You are viewing a plain text version of this content. The canonical link for it is here.
Posted to solr-dev@lucene.apache.org by Mike Klaas <mi...@gmail.com> on 2007/11/07 22:10:43 UTC

Intuition check

Not sure if this went through--I sent using the wrong email addr.

I've also posted a patch:
  [ https://issues.apache.org/jira/browse/SOLR-407? 
page=com.atlassian.jira.plugin.system.issuetabpanels:all-tabpanel ]

----------------------------------------------------------------------

I'm thinking of implementing something like "fq.nocache": a query  
restriction that would not be cached in filterCache.

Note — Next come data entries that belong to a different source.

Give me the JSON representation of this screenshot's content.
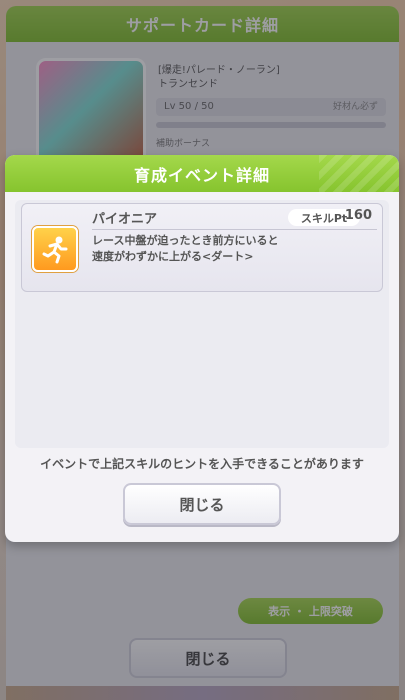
{
  "background": {
    "title": "サポートカード詳細",
    "card_name_line1": "[爆走!パレード・ノーラン]",
    "card_name_line2": "トランセンド",
    "level": "Lv 50 / 50",
    "level_right": "好材ん必ず",
    "sub_label": "補助ボーナス",
    "green_button": "表示 ・ 上限突破",
    "close_button": "閉じる"
  },
  "modal": {
    "title": "育成イベント詳細",
    "skill": {
      "name": "パイオニア",
      "pt_label": "スキルPt",
      "pt_value": "160",
      "description_line1": "レース中盤が迫ったとき前方にいると",
      "description_line2": "速度がわずかに上がる<ダート>",
      "icon": "speed-skill-icon"
    },
    "notice": "イベントで上記スキルのヒントを入手できることがあります",
    "close_button": "閉じる"
  },
  "colors": {
    "header_green": "#86c42e",
    "skill_icon_orange": "#ff9a1f"
  }
}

This is actually somewhat tricky to implement in the Guts of  
SolrIndexSearcher without adding a lot to the interface.  Then I  
realized that without caching, there really is no point in computing  
separate BitSets and intersecting them: it would be better to insert  
them directly into the BooleanQuery (or a wrapping BooleanQuery).   
This would also provide nicer skipTo behaviour (perhaps most docs  
needn't be scored before applying the filter).

Is there any reason to think that this wouldn't be the most efficient  
solution?  Obviously the clauses would be inserted with 0 boost.

cheers,
-Mike

Re: Intuition check

Posted by Mike Klaas <mi...@gmail.com>.
On 14-Nov-07, at 12:00 AM, Paul Elschot wrote:

> On Wednesday 14 November 2007 06:42:56 Mike Klaas wrote:
> ...
>> ...  I was
>> imagining that it was necessary to embed the filter clauses in the
>> "core" to produce an effective implementation.  By the time I
>> finished my response, I had read enough of the relevant Lucene scorer
>> code (in particular, ReqOptScorer) to realize that the benefits would
>> be had using an outer-layer ConjunctionQuery as well.
>
> I have a extension of Lucene's ConjunctionSumScorer that allows
> filter clauses, but it's waiting for
> http://issues.apache.org/jira/browse/LUCENE-584 .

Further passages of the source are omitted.